Обитель духа - страница 13



Тургх вернулся, совершенно закоченевший, забился под навес и сел, тупо глядя за завернутый в войлоки сверток у своих ног. Холод вынудил Илуге сделать то же самое. Молчали, прислушивались к звукам волчьей стаи, где матерые самцы уже набили брюхо и теперь, верно, следят, как с визгом дерется за остатки трапезы молодняк.

– Завтра похороним, – наконец буркнул Эсыг, сидя на корточках и ожесточенно вгоняя нож в землю. Очищая от крови. – И стадо собрать надо. Теперь ждать не будем. Соберем скотину, какую сможем, и пойдем. Волки на том не успокоятся, они запах крови почуяли. Будут идти за стадом и резать по десятку овец за ночь, если за Горган-Ох не уйдем.

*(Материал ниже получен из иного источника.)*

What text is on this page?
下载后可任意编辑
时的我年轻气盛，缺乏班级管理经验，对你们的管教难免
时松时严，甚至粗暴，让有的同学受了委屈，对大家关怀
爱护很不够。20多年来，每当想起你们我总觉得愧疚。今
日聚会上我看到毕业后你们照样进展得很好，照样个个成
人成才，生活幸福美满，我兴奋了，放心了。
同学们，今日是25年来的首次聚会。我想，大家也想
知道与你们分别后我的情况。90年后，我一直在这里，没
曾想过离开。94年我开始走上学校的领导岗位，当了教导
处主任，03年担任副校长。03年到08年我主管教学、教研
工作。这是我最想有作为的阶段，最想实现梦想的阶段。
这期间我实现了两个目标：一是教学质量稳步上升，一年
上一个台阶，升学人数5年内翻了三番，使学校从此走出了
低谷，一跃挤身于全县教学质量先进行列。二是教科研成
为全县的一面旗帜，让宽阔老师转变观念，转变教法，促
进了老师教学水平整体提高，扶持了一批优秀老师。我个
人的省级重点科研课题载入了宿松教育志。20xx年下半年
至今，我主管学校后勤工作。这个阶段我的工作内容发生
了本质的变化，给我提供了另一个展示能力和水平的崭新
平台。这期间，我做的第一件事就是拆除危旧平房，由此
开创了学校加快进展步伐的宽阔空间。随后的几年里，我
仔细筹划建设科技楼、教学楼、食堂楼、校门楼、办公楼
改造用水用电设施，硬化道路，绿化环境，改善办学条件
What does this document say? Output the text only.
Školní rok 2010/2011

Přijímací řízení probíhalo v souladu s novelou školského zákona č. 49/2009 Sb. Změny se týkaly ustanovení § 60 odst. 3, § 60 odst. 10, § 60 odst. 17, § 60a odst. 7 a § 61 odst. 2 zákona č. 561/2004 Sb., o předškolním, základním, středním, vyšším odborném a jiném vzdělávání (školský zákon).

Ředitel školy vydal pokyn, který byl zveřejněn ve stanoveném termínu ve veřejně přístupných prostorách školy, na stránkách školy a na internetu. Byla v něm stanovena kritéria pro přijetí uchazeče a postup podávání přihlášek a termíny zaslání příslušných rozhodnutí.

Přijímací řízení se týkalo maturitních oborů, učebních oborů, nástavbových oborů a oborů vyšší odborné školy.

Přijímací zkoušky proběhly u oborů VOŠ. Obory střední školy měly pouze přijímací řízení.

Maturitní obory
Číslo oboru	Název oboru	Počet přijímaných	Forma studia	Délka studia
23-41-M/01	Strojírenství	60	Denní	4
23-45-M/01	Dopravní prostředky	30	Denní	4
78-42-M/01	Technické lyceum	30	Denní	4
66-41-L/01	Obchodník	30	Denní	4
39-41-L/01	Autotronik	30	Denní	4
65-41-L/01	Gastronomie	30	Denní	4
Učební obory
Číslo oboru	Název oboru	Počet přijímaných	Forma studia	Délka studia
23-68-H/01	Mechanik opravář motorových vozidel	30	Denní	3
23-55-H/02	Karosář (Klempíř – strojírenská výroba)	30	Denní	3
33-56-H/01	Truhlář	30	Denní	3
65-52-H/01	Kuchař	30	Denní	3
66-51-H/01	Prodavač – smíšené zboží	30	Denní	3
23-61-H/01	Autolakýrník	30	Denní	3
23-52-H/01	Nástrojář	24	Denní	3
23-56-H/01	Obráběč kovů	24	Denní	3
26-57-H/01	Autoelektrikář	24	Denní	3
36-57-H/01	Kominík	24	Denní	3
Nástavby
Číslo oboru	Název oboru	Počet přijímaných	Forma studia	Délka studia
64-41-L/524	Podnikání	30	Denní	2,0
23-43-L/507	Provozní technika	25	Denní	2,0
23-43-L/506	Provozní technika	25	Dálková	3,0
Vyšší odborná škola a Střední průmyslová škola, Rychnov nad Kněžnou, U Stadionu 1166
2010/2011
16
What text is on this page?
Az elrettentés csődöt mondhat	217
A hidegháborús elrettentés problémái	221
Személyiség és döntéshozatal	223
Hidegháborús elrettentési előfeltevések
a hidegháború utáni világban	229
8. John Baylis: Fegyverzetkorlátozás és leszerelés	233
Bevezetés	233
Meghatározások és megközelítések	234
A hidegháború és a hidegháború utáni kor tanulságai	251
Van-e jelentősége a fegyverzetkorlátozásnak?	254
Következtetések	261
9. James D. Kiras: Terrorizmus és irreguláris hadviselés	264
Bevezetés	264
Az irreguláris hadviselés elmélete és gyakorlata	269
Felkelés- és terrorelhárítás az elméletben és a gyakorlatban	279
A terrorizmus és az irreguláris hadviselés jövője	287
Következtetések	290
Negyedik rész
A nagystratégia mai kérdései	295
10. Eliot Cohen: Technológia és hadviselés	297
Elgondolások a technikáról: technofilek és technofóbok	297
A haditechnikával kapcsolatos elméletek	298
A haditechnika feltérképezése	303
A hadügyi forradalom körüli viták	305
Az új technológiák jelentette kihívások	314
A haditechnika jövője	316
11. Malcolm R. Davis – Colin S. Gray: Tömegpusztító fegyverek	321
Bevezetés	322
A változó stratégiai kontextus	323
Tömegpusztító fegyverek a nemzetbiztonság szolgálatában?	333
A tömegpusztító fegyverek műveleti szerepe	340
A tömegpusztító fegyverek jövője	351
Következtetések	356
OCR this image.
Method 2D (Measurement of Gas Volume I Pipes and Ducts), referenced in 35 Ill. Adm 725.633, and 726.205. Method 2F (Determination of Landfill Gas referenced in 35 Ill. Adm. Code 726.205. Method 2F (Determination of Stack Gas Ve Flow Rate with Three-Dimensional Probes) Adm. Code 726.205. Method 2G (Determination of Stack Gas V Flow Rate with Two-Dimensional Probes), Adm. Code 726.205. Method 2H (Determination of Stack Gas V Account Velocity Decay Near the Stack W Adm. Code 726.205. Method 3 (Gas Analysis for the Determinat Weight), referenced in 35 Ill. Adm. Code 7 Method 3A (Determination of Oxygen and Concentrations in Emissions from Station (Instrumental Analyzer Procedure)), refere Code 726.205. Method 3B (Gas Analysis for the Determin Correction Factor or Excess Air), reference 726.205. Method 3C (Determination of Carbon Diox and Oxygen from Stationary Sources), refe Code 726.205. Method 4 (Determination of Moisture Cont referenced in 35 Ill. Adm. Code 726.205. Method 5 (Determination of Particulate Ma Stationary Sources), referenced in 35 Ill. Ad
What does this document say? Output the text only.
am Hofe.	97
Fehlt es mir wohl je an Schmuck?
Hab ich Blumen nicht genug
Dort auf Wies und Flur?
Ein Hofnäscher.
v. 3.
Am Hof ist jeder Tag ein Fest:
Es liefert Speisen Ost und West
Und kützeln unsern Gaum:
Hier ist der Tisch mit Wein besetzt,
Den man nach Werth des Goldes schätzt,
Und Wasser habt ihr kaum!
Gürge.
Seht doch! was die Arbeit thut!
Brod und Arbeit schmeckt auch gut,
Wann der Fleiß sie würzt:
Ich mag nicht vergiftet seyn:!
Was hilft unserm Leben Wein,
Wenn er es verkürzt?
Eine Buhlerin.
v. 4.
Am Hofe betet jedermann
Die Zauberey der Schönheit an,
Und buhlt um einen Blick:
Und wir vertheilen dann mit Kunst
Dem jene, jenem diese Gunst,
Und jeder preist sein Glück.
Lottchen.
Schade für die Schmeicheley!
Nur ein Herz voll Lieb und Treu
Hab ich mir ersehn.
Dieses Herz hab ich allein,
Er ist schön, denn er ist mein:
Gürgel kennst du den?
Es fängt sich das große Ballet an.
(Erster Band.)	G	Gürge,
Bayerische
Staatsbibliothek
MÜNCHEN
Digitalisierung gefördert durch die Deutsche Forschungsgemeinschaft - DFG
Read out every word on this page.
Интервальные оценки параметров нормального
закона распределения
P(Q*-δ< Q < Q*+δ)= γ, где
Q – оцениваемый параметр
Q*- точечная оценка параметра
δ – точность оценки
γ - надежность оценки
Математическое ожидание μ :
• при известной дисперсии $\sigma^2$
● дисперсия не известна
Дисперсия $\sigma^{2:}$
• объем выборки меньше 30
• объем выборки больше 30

Что было на это сказать? Илуге мрачно кивнул. Этой ночью была бы хорошая возможность убежать, даже украсть запасного коня. Другой такой за всю жизнь не выпадет. Никто за ним не погонится – в одиночку Эсыг стадо не убережет, стало быть, плюнет на беглого раба, а там и уйти можно… Да только не будет он сейчас убегать. Не будет – и все тут. Пусть даже потом пожалеет об этом.

Ко всему добавилась новая неприятность – из каких-то щелей прямо на войлоки полилась вода, и пришлось спасать остатки не намокшего имущества. Говорить о том, что вдобавок промокли и сапоги, не приходилось – а значит, в неподвижности они быстро замерзли. Стуча зубами, Илуге думал о том, что холод – куда страшнее смерти. Потому что смерть бывает всего один раз, а холод приходит и грызет снова и снова. Потому что, если он захочет вспомнить свою жизнь, самым ярким воспоминанием в ней будет холод. Холод, заполняющий все углы в дырявой, жидко натопленной юрте. Холод в вечно мокрой, истрепанной одежде, под обжигающими ветрами степей. Холод ночей, проведенных на голой земле, когда все вокруг поутру покрывает инеем. Холод.

К утру дождь поутих, но не закончился совсем – продолжал идти противной мелкой моросью, смешанной со снегом. Ледяной северный ветер не только не прекратился, но еще и усилился, и на открытом месте пробирало до костей. Небо в серых клубящихся клочьях облаков было настолько неприветливым, что казалось, день никак не наступит. Но едва дождь стал стихать и грохотать перестало – а это было еще затемно, – Эсыг взашей выгнал их на поиски. Тургх и Илуге, сказать по чести, были этому только рады: оба знали, как косхи поступают с умершим вдалеке мужчиной. Это было даже поблажкой со стороны старого воина: теперь они не увидят, как Эсыг отрежет у трупа голову, выдолбит мозг и набьет череп сухой травой, чтобы довезти ее до святилища предков, а тело завалит камнями. Погребальный обряд совершит шаман, когда они вернутся, и тогда только Посвященные соберутся, чтобы проводить старого пастуха на Поля Предков. Так что нечего пялить зенки, тем более что у всех есть чем заняться.

Как и следовало ожидать, больше половины стада разбежалось. Правда, в большинстве своем скотина далеко не ушла – там и сям виднелись группки овец, мокрых и жалких, будто охапки скошенной травы. Когда дождь поутих, многие из них и сами потихоньку затрусили обратно, к сочной траве поймы, – достаточно было наподдать им под зад, как они с блеянием мчались куда надо. И все же, когда собрали и пересчитали, недосчитались не меньше трех десятков.

Собрав какую могли скотину в пределах видимости, Тургх и Илуге разъехались в разные стороны по долине за пропавшими овцами. Дождь продолжал накрапывать.